Der niederländische Schriftsteller Arnon Grünberg (der übrigens fließend die deutsche Sprache spricht, das hier vorliegende Werk wurde dennoch aus dem Niederländischen von Rainer Kersten übersetzt) ist für seinen schwarzen Humor und seinen Satiren bekannt. In seiner Heimat hat er über die Jahre sämtliche wichtige Preise abgeräumt und auch in Deutschland erlangte er über die vergangenen Jahre Bekanntschaft. Ein Grund dafür dürfte auch "Couchsurfen und andere Schlachten" sein. Auf über 400 Seiten wurden Arnon Grünbergs Reportagen in einer nicht chronologischen Reihenfolge zusammengetragen mit dem Ziel, die Leser an Orte zu bringen, die sie vermutlich selbst nie erreichen werden (und wollen). Grünbergs Wege führten von Osteuropa bis in den nahen Osten mit etlichen Zwischenstopps, darunter der Kosovo und Montenegro. Ein Wunsch des Autors war es, aus seiner Schriftsteller-Monotonie zu entfliehen, ein Abenteuer erleben zu wollen und die Sehnsucht danach, etwas gänzlich neues zu erleben. Grünberg ist dabei nie Grünberg selbst, er spielt Rollen, die spielt er manchmal so gut, dass er Spaß an seinen neuen, temporären Identitäten findet. Seine Reportagen datieren zurück ins Jahr 2006. Dort begleitete er die holländische Armee nach Afghanistan.
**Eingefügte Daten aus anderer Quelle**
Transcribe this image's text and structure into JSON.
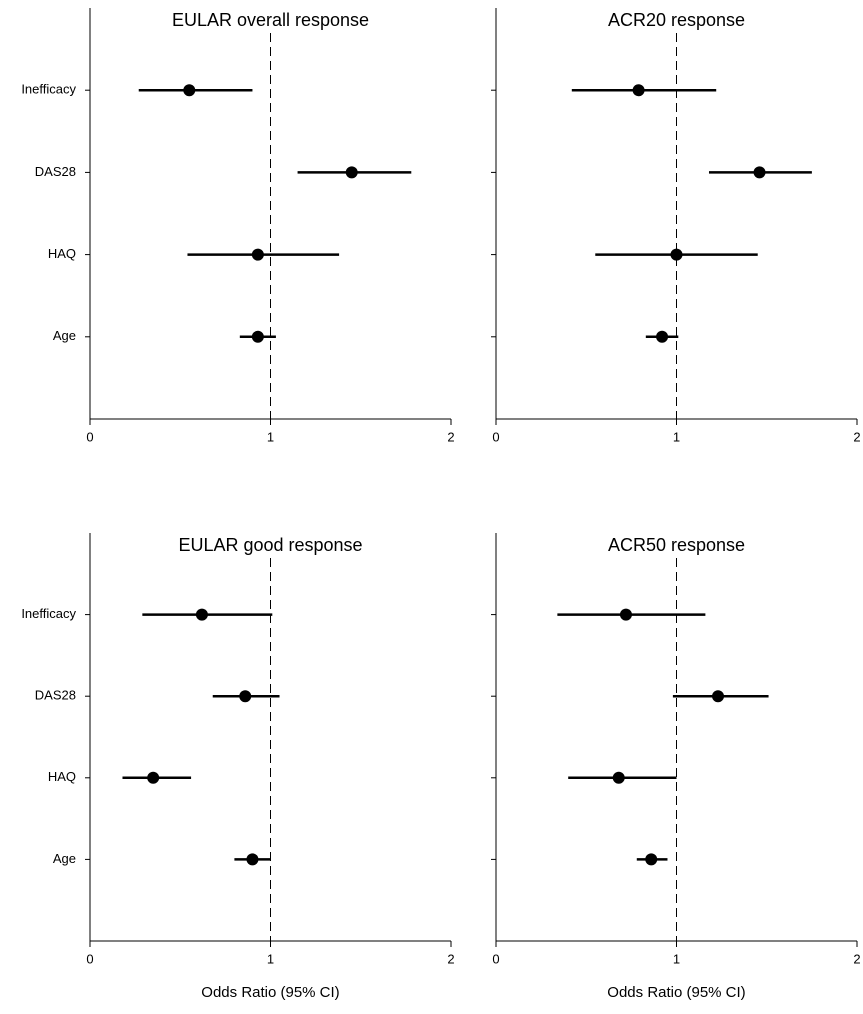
{
  "chart_data": [
    {
      "type": "forest",
      "title": "EULAR overall response",
      "categories": [
        "Inefficacy",
        "DAS28",
        "HAQ",
        "Age"
      ],
      "values": [
        0.55,
        1.45,
        0.93,
        0.93
      ],
      "ci_low": [
        0.27,
        1.15,
        0.54,
        0.83
      ],
      "ci_high": [
        0.9,
        1.78,
        1.38,
        1.03
      ],
      "xlim": [
        0,
        2
      ],
      "xticks": [
        0,
        1,
        2
      ],
      "reference_line": 1,
      "color": "#000000"
    },
    {
      "type": "forest",
      "title": "ACR20 response",
      "categories": [
        "Inefficacy",
        "DAS28",
        "HAQ",
        "Age"
      ],
      "values": [
        0.79,
        1.46,
        1.0,
        0.92
      ],
      "ci_low": [
        0.42,
        1.18,
        0.55,
        0.83
      ],
      "ci_high": [
        1.22,
        1.75,
        1.45,
        1.01
      ],
      "xlim": [
        0,
        2
      ],
      "xticks": [
        0,
        1,
        2
      ],
      "reference_line": 1,
      "color": "#000000"
    },
    {
      "type": "forest",
      "title": "EULAR good response",
      "categories": [
        "Inefficacy",
        "DAS28",
        "HAQ",
        "Age"
      ],
      "values": [
        0.62,
        0.86,
        0.35,
        0.9
      ],
      "ci_low": [
        0.29,
        0.68,
        0.18,
        0.8
      ],
      "ci_high": [
        1.01,
        1.05,
        0.56,
        1.0
      ],
      "xlim": [
        0,
        2
      ],
      "xticks": [
        0,
        1,
        2
      ],
      "reference_line": 1,
      "color": "#000000",
      "x_label": "Odds Ratio (95% CI)"
    },
    {
      "type": "forest",
      "title": "ACR50 response",
      "categories": [
        "Inefficacy",
        "DAS28",
        "HAQ",
        "Age"
      ],
      "values": [
        0.72,
        1.23,
        0.68,
        0.86
      ],
      "ci_low": [
        0.34,
        0.98,
        0.4,
        0.78
      ],
      "ci_high": [
        1.16,
        1.51,
        1.0,
        0.95
      ],
      "xlim": [
        0,
        2
      ],
      "xticks": [
        0,
        1,
        2
      ],
      "reference_line": 1,
      "color": "#000000",
      "x_label": "Odds Ratio (95% CI)"
    }
  ]
}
"Schließlich gibt es kein größeres Glück als das Befriedigen der eigenen Neugier. Die Rolle des Schriftstellers als reiner Ästhet - soweit es diese Spezies überhaupt noch gibt - war jedenfalls keine, die ich je für mich angestrebt hatte. In einer schmutzigen Welt kann auch der Schriftsteller nicht mit sauberen Händen heraumlaufen."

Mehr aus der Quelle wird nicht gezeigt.